La naissance d’une légende
Tout avait commencé en 1971 où la marque italienne n’allait pas fort, victime de la mévente de ses monos très concurrencés par les Japonaises plus aguichantes. Le succès des grosses cylindrées inauguré par la Honda et Kawasaki 750 incita la firme de Bologne à se lancer dans cette aventure. Pour réduire les frais d’étude, son ingénieur en chef, le grand Fabio Taglioni partit d’un 4 cylindres en V 1200 resté à l’état de prototype (V4 Apollo) dont il ne conserva que deux cylindres qui se retrouvèrent en L. Une disposition originale à 90 degrés qui autorisait un meilleur refroidissement, un centre de gravité abaissé et un bloc étroit. Ce twin de 750cc délivrant une cinquantaine de chevaux fut monté dans un châssis très rigide (dessiné par Colin Seeley) qui permit d’exploiter toute sa puissance. Vite jugée insuffisante au vu des qualités dynamiques de la partie cycle, elle donna le jour à une version GT poussée à 56ch.

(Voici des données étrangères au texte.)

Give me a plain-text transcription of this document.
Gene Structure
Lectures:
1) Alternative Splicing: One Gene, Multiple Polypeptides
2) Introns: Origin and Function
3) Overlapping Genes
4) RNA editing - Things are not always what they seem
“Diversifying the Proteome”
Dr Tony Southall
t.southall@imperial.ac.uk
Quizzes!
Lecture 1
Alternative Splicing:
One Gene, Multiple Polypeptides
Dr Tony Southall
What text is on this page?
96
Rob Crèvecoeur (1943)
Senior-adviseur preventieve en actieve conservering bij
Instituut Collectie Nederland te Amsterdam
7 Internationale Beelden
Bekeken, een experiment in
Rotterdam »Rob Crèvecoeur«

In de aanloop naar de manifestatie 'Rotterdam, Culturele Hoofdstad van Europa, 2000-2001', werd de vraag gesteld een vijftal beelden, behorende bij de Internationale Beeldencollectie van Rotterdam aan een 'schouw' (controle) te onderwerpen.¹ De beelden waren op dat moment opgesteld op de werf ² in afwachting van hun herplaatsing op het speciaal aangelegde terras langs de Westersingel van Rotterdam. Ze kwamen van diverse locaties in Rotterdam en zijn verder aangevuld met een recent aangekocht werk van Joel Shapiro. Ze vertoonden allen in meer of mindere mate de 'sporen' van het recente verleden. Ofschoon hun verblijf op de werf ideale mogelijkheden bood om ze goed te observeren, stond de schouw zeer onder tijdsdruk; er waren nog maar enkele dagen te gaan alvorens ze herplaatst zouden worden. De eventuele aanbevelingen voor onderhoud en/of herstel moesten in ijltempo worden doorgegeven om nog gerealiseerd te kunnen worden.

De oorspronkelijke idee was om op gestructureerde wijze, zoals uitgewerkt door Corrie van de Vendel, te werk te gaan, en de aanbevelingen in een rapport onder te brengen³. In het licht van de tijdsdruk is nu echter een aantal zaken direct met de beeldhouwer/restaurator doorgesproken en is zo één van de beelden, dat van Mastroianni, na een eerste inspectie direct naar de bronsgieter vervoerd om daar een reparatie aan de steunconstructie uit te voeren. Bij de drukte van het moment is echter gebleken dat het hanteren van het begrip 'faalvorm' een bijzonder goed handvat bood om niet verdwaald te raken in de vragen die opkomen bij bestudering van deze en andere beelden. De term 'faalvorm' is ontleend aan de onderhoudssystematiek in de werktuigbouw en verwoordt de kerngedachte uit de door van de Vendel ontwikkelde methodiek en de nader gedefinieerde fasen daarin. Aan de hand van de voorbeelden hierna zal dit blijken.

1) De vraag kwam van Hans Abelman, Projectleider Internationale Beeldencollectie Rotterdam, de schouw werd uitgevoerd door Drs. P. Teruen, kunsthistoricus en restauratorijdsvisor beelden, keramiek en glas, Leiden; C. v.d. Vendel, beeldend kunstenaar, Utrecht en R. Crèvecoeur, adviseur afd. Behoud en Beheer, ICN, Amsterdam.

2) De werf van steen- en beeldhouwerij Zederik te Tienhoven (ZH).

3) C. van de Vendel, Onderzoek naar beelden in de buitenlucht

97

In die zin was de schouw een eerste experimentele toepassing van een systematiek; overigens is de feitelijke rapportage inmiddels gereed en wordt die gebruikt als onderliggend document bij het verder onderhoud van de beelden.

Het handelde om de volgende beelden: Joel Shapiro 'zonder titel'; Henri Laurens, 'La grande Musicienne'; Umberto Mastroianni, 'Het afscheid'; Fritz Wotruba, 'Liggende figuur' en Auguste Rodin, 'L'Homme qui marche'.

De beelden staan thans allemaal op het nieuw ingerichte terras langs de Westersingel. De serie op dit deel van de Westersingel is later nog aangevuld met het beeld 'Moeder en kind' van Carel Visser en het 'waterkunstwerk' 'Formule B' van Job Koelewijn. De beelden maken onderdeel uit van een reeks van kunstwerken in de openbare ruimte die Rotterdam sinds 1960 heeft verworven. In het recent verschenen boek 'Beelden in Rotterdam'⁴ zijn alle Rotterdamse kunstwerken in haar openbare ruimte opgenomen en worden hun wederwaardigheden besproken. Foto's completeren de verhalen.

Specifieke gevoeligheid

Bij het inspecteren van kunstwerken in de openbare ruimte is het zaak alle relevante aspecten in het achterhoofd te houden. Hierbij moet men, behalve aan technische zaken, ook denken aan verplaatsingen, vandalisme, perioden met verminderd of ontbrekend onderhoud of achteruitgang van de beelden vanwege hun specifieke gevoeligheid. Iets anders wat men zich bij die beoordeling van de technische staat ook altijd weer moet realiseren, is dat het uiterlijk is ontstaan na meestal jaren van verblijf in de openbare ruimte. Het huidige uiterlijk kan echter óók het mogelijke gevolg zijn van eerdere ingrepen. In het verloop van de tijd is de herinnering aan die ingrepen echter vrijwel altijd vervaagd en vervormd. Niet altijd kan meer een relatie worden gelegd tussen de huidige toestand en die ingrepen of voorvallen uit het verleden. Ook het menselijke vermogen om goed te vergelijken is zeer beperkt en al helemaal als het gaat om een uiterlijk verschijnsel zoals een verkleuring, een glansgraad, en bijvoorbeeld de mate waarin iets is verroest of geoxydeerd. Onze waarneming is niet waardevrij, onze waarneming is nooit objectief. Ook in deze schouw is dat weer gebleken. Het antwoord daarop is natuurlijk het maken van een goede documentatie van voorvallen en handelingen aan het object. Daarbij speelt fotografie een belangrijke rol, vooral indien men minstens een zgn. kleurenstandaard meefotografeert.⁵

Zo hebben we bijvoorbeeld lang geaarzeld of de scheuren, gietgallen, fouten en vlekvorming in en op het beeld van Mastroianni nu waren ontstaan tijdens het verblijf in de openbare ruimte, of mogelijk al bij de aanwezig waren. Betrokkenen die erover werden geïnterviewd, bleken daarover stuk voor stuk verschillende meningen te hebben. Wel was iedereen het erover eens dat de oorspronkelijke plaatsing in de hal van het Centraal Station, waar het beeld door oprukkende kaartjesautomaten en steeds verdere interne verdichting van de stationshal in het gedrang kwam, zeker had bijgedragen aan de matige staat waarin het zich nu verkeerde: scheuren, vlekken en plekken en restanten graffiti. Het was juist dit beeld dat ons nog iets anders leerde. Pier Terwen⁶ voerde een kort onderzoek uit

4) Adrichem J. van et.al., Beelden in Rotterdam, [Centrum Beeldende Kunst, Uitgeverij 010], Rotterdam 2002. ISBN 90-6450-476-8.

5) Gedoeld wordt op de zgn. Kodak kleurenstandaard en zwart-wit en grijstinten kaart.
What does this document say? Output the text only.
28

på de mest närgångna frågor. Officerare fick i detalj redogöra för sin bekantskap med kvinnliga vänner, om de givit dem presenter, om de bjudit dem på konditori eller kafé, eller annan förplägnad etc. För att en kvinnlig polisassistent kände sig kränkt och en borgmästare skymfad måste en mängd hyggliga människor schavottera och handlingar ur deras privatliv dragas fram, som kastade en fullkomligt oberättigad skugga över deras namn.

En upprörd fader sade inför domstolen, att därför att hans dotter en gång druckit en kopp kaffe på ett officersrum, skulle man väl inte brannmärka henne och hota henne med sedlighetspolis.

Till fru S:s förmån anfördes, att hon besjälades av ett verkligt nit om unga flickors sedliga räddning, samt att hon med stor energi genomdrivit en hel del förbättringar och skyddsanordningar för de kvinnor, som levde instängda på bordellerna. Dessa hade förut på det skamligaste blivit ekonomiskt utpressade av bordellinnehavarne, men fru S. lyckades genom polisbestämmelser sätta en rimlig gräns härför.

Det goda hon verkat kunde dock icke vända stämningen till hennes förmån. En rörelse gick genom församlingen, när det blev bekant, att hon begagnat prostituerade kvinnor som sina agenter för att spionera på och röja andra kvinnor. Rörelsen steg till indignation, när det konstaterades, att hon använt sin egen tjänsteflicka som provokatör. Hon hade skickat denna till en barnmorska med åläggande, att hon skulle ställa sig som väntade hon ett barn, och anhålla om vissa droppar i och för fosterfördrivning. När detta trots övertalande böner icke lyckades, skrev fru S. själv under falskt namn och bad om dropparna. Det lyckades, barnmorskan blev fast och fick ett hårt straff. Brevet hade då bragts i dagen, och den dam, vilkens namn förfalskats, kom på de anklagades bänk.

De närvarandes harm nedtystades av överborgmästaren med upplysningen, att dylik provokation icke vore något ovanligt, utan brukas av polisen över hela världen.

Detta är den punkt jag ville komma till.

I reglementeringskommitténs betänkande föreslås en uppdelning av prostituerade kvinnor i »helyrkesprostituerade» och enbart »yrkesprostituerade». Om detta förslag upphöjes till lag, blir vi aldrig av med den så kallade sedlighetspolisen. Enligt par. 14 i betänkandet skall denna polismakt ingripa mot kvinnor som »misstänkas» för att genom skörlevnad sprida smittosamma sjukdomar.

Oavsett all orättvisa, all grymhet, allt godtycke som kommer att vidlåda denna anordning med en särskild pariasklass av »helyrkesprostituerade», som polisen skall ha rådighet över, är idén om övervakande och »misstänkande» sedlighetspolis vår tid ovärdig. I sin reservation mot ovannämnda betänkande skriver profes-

En avril 1972, la victoire inespérée des Ducati réalisant un formidable doublé en 750 aux 200 milles d’Imola, firent une publicité d’enfer à ce modèle. Dans la foulée, la firme italienne dévoila une Imola Réplica poussée à 73ch développée par le département course qui fut épaulée par la 860 GT moins coûteuse à fabriquer. Ducati comprit que son succès passait par des motos d’exception. Une nouvelle 750 SS et surtout une 900 SS Desmo en furent extrapolées en 1975 ; cocktail sportif entre la vraie 750 SS produite à quelques centaines d’exemplaires et la 860 GT.
Fabriquée à seulement 5.100 exemplaires en six années de vie à cause de son prix de vente en conséquence et de sa radicalité, la 900 SS n’était pas une moto civilisée. Elle sera d’ailleurs contrainte de s’édulcorer au fil de son existence car elle aura de plus en plus de mal à répondre aux normes de bruit qu’elle contournera en sacrifiant au jeu des options (carburateurs de 40 contre 32, pots Conti). En 1978, la victoire de nouveau inespérée du revenant Mike Hailwood au TT, au guidon de cette version, attirera encore les honneurs sur ce modèle. Elle donnera naissance à une Mike Hailwood Réplica (MHR) qui fera les beaux jours de la marque jusqu’au milieu des années 80. Là, de nouveaux embarras financiers puis son rachat par Cagiva lié à une nouvelle génération de moteurs perpétueront la légende de Ducati et surtout des fascinantes 900 SS qui resteront les motos des années 70 les plus emblématiques de la marque.